‘Game changer’: Housing association warns Serco that lock changes need permission

Alasdair Clark

A housing association which rents property to Serco have said the company would be in breach of contract if it made unauthorised changes to fixtures and fittings

GROWING resistance to the threatened evictions of over 300 asylum seekers in Glasgow has prompted a temporary retreat by Serco, with a number of housing associations who lease properties to the company saying they will oppose the move. 

Serco rent a number of the properties they use to house asylum seekers from housing associations, and many across Glasgow have spoken out in opposition to the company’s plans to summarily evict over 300 “failed” asylum seekers who are currently housed in Glasgow. 

A campaign by Scotland’s tenants’ union, Living Rent, secured support for their campaign against the evictions from a number of housing associations in Glasgow, including Maryhill Housing who said Serco would be in breach of contract if it made changes.

In a statement issued to Living Rent, Maryhill Housing said: “Maryhill Housing has formally written to Serco to remind them that under the terms of their lease agreement with the association they cannot alter fixtures and fittings (including changing locks) without the association’s consent, which has not been provided.”

Read More: Explainer: Why are asylum seekers in Glasgow facing mass eviction and a ‘humanitarian crisis’?

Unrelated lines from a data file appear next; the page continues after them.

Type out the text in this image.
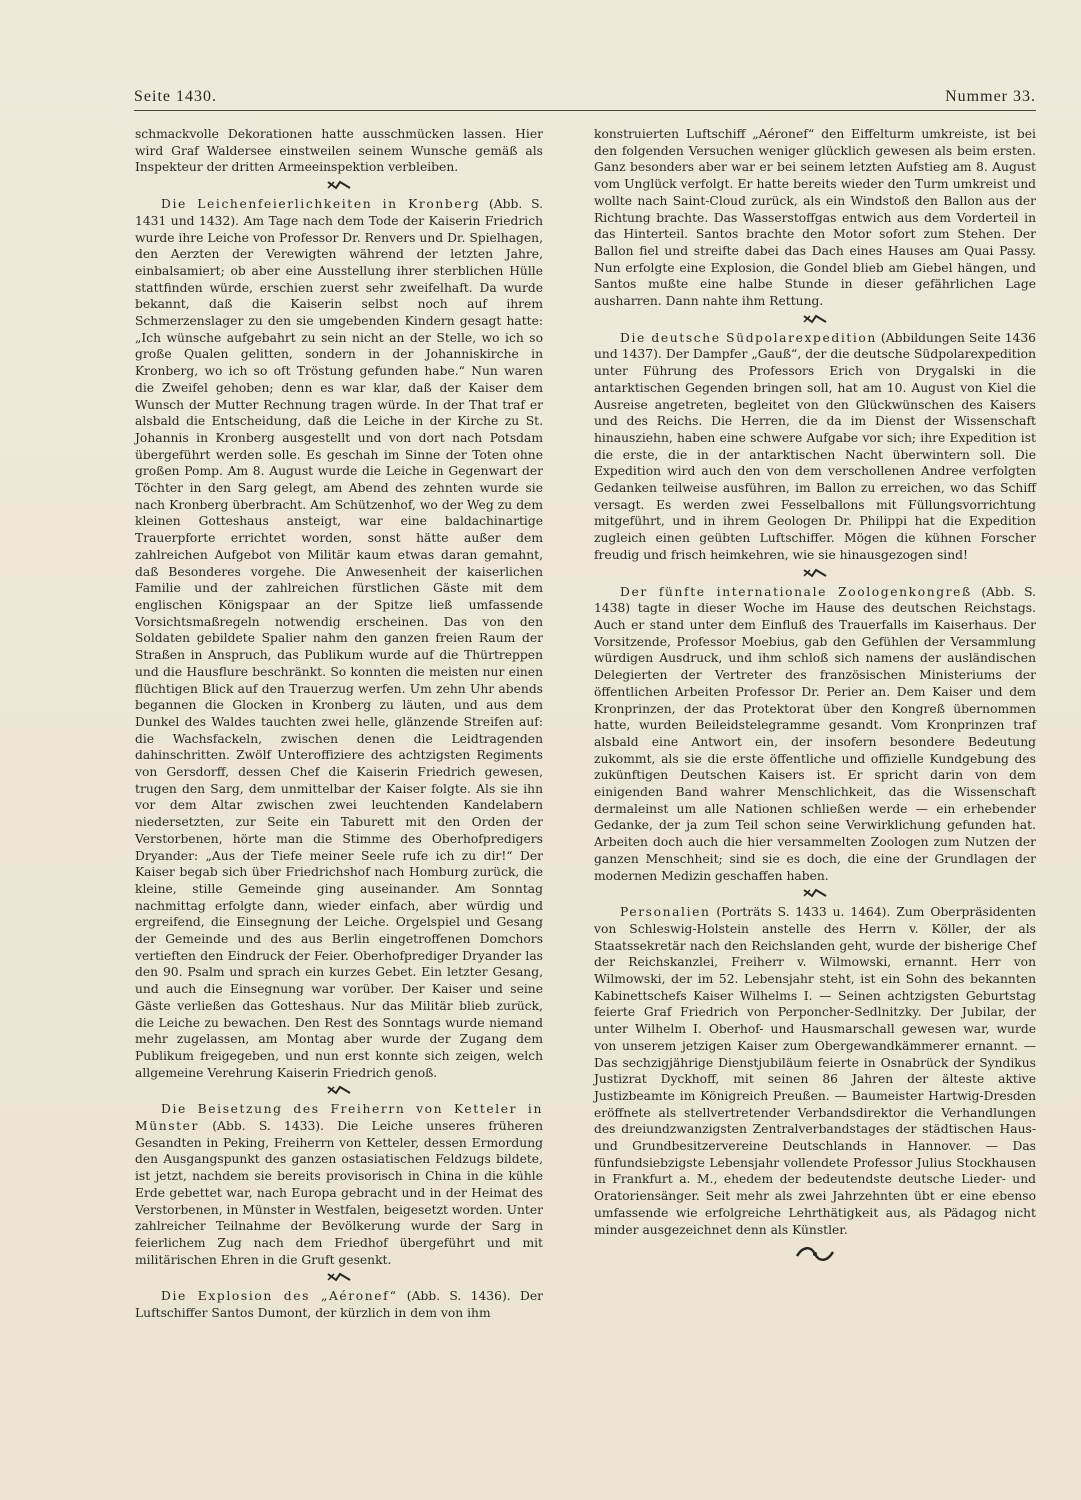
Seite 1430.	Nummer 33.

schmackvolle Dekorationen hatte ausschmücken lassen. Hier wird Graf Waldersee einstweilen seinem Wunsche gemäß als Inspekteur der dritten Armeeinspektion verbleiben.

Die Leichenfeierlichkeiten in Kronberg (Abb. S. 1431 und 1432). Am Tage nach dem Tode der Kaiserin Friedrich wurde ihre Leiche von Professor Dr. Renvers und Dr. Spielhagen, den Aerzten der Verewigten während der letzten Jahre, einbalsamiert; ob aber eine Ausstellung ihrer sterblichen Hülle stattfinden würde, erschien zuerst sehr zweifelhaft. Da wurde bekannt, daß die Kaiserin selbst noch auf ihrem Schmerzenslager zu den sie umgebenden Kindern gesagt hatte: „Ich wünsche aufgebahrt zu sein nicht an der Stelle, wo ich so große Qualen gelitten, sondern in der Johanniskirche in Kronberg, wo ich so oft Tröstung gefunden habe.“ Nun waren die Zweifel gehoben; denn es war klar, daß der Kaiser dem Wunsch der Mutter Rechnung tragen würde. In der That traf er alsbald die Entscheidung, daß die Leiche in der Kirche zu St. Johannis in Kronberg ausgestellt und von dort nach Potsdam übergeführt werden solle. Es geschah im Sinne der Toten ohne großen Pomp. Am 8. August wurde die Leiche in Gegenwart der Töchter in den Sarg gelegt, am Abend des zehnten wurde sie nach Kronberg überbracht. Am Schützenhof, wo der Weg zu dem kleinen Gotteshaus ansteigt, war eine baldachinartige Trauerpforte errichtet worden, sonst hätte außer dem zahlreichen Aufgebot von Militär kaum etwas daran gemahnt, daß Besonderes vorgehe. Die Anwesenheit der kaiserlichen Familie und der zahlreichen fürstlichen Gäste mit dem englischen Königspaar an der Spitze ließ umfassende Vorsichtsmaßregeln notwendig erscheinen. Das von den Soldaten gebildete Spalier nahm den ganzen freien Raum der Straßen in Anspruch, das Publikum wurde auf die Thürtreppen und die Hausflure beschränkt. So konnten die meisten nur einen flüchtigen Blick auf den Trauerzug werfen. Um zehn Uhr abends begannen die Glocken in Kronberg zu läuten, und aus dem Dunkel des Waldes tauchten zwei helle, glänzende Streifen auf: die Wachsfackeln, zwischen denen die Leidtragenden dahinschritten. Zwölf Unteroffiziere des achtzigsten Regiments von Gersdorff, dessen Chef die Kaiserin Friedrich gewesen, trugen den Sarg, dem unmittelbar der Kaiser folgte. Als sie ihn vor dem Altar zwischen zwei leuchtenden Kandelabern niedersetzten, zur Seite ein Taburett mit den Orden der Verstorbenen, hörte man die Stimme des Oberhofpredigers Dryander: „Aus der Tiefe meiner Seele rufe ich zu dir!“ Der Kaiser begab sich über Friedrichshof nach Homburg zurück, die kleine, stille Gemeinde ging auseinander. Am Sonntag nachmittag erfolgte dann, wieder einfach, aber würdig und ergreifend, die Einsegnung der Leiche. Orgelspiel und Gesang der Gemeinde und des aus Berlin eingetroffenen Domchors vertieften den Eindruck der Feier. Oberhofprediger Dryander las den 90. Psalm und sprach ein kurzes Gebet. Ein letzter Gesang, und auch die Einsegnung war vorüber. Der Kaiser und seine Gäste verließen das Gotteshaus. Nur das Militär blieb zurück, die Leiche zu bewachen. Den Rest des Sonntags wurde niemand mehr zugelassen, am Montag aber wurde der Zugang dem Publikum freigegeben, und nun erst konnte sich zeigen, welch allgemeine Verehrung Kaiserin Friedrich genoß.

Die Beisetzung des Freiherrn von Ketteler in Münster (Abb. S. 1433). Die Leiche unseres früheren Gesandten in Peking, Freiherrn von Ketteler, dessen Ermordung den Ausgangspunkt des ganzen ostasiatischen Feldzugs bildete, ist jetzt, nachdem sie bereits provisorisch in China in die kühle Erde gebettet war, nach Europa gebracht und in der Heimat des Verstorbenen, in Münster in Westfalen, beigesetzt worden. Unter zahlreicher Teilnahme der Bevölkerung wurde der Sarg in feierlichem Zug nach dem Friedhof übergeführt und mit militärischen Ehren in die Gruft gesenkt.

Die Explosion des „Aéronef“ (Abb. S. 1436). Der Luftschiffer Santos Dumont, der kürzlich in dem von ihm

konstruierten Luftschiff „Aéronef“ den Eiffelturm umkreiste, ist bei den folgenden Versuchen weniger glücklich gewesen als beim ersten. Ganz besonders aber war er bei seinem letzten Aufstieg am 8. August vom Unglück verfolgt. Er hatte bereits wieder den Turm umkreist und wollte nach Saint-Cloud zurück, als ein Windstoß den Ballon aus der Richtung brachte. Das Wasserstoffgas entwich aus dem Vorderteil in das Hinterteil. Santos brachte den Motor sofort zum Stehen. Der Ballon fiel und streifte dabei das Dach eines Hauses am Quai Passy. Nun erfolgte eine Explosion, die Gondel blieb am Giebel hängen, und Santos mußte eine halbe Stunde in dieser gefährlichen Lage ausharren. Dann nahte ihm Rettung.

Die deutsche Südpolarexpedition (Abbildungen Seite 1436 und 1437). Der Dampfer „Gauß“, der die deutsche Südpolarexpedition unter Führung des Professors Erich von Drygalski in die antarktischen Gegenden bringen soll, hat am 10. August von Kiel die Ausreise angetreten, begleitet von den Glückwünschen des Kaisers und des Reichs. Die Herren, die da im Dienst der Wissenschaft hinausziehn, haben eine schwere Aufgabe vor sich; ihre Expedition ist die erste, die in der antarktischen Nacht überwintern soll. Die Expedition wird auch den von dem verschollenen Andree verfolgten Gedanken teilweise ausführen, im Ballon zu erreichen, wo das Schiff versagt. Es werden zwei Fesselballons mit Füllungsvorrichtung mitgeführt, und in ihrem Geologen Dr. Philippi hat die Expedition zugleich einen geübten Luftschiffer. Mögen die kühnen Forscher freudig und frisch heimkehren, wie sie hinausgezogen sind!

Der fünfte internationale Zoologenkongreß (Abb. S. 1438) tagte in dieser Woche im Hause des deutschen Reichstags. Auch er stand unter dem Einfluß des Trauerfalls im Kaiserhaus. Der Vorsitzende, Professor Moebius, gab den Gefühlen der Versammlung würdigen Ausdruck, und ihm schloß sich namens der ausländischen Delegierten der Vertreter des französischen Ministeriums der öffentlichen Arbeiten Professor Dr. Perier an. Dem Kaiser und dem Kronprinzen, der das Protektorat über den Kongreß übernommen hatte, wurden Beileidstelegramme gesandt. Vom Kronprinzen traf alsbald eine Antwort ein, der insofern besondere Bedeutung zukommt, als sie die erste öffentliche und offizielle Kundgebung des zukünftigen Deutschen Kaisers ist. Er spricht darin von dem einigenden Band wahrer Menschlichkeit, das die Wissenschaft dermaleinst um alle Nationen schließen werde — ein erhebender Gedanke, der ja zum Teil schon seine Verwirklichung gefunden hat. Arbeiten doch auch die hier versammelten Zoologen zum Nutzen der ganzen Menschheit; sind sie es doch, die eine der Grundlagen der modernen Medizin geschaffen haben.

Personalien (Porträts S. 1433 u. 1464). Zum Oberpräsidenten von Schleswig-Holstein anstelle des Herrn v. Köller, der als Staatssekretär nach den Reichslanden geht, wurde der bisherige Chef der Reichskanzlei, Freiherr v. Wilmowski, ernannt. Herr von Wilmowski, der im 52. Lebensjahr steht, ist ein Sohn des bekannten Kabinettschefs Kaiser Wilhelms I. — Seinen achtzigsten Geburtstag feierte Graf Friedrich von Perponcher-Sedlnitzky. Der Jubilar, der unter Wilhelm I. Oberhof- und Hausmarschall gewesen war, wurde von unserem jetzigen Kaiser zum Obergewandkämmerer ernannt. — Das sechzigjährige Dienstjubiläum feierte in Osnabrück der Syndikus Justizrat Dyckhoff, mit seinen 86 Jahren der älteste aktive Justizbeamte im Königreich Preußen. — Baumeister Hartwig-Dresden eröffnete als stellvertretender Verbandsdirektor die Verhandlungen des dreiundzwanzigsten Zentralverbandstages der städtischen Haus- und Grundbesitzervereine Deutschlands in Hannover. — Das fünfundsiebzigste Lebensjahr vollendete Professor Julius Stockhausen in Frankfurt a. M., ehedem der bedeutendste deutsche Lieder- und Oratoriensänger. Seit mehr als zwei Jahrzehnten übt er eine ebenso umfassende wie erfolgreiche Lehrthätigkeit aus, als Pädagog nicht minder ausgezeichnet denn als Künstler.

The Wheatley Group, which rents over 70 properties to Serco through Glasgow Housing Association and Cube Housing Association, said in a statement that it was attempting to ascertain how many of those under threat of eviction lived in properties it owned. 

Wheatley Group chief executive, Martin Armstrong, told Living Rent: “Since last week we have been trying, through emails and phone calls to senior managers at Serco, to establish how many, if any, refugees threatened with imminent evictions are living in our homes, and when the evictions are scheduled. 

“Despite insisting on an immediate and urgent response, we have not received answers to our questions. We are continuing to exert as much pressure as possible on Serco to respond.”

Armstrong also said he had told Serco boss Rupert Soames that the Wheatley Group would seek to convert its agreements with the company into Scottish secure tenancies directly with those refugees who live in homes owned by the group, effectively removing Serco from the relationship. 

Tenant’s union Living Rent welcomed the interventions, describing the move by Maryhill Housing in particular as a “game changer”. 

Serco announced a retreat from its original plans on Saturday [4 August] after growing opposition to the move accompanied legal challenges in Scotland’s highest court.

The SFHA [Scottish Federation of Housing Associations] “cautiously welcomed” Serco’s decision to pause evictions. Sally Thomas, chief executive of SFHA, said: “SFHA members have been quick to act, responding with integrity, compassion and common sense in this worrying situation.

“SFHA is pleased Serco has heeded the housing sector by pausing their plans.

“SFHA calls on Serco to learn lessons from this situation so that going forward a ‘pathway approach’ is adopted so that every person in their care has a clearly defined process and support in place allowing each individual to plan their next steps well in advance of any Home Office decision.”

It is understood that no further action is expected to be taken by Serco until legal challenges to the decision are settled in court, but grassroots organisers in the city have told CommonSpace that they will continue to engage with those asylum seekers at risk of eviction to prepare for any eventuality.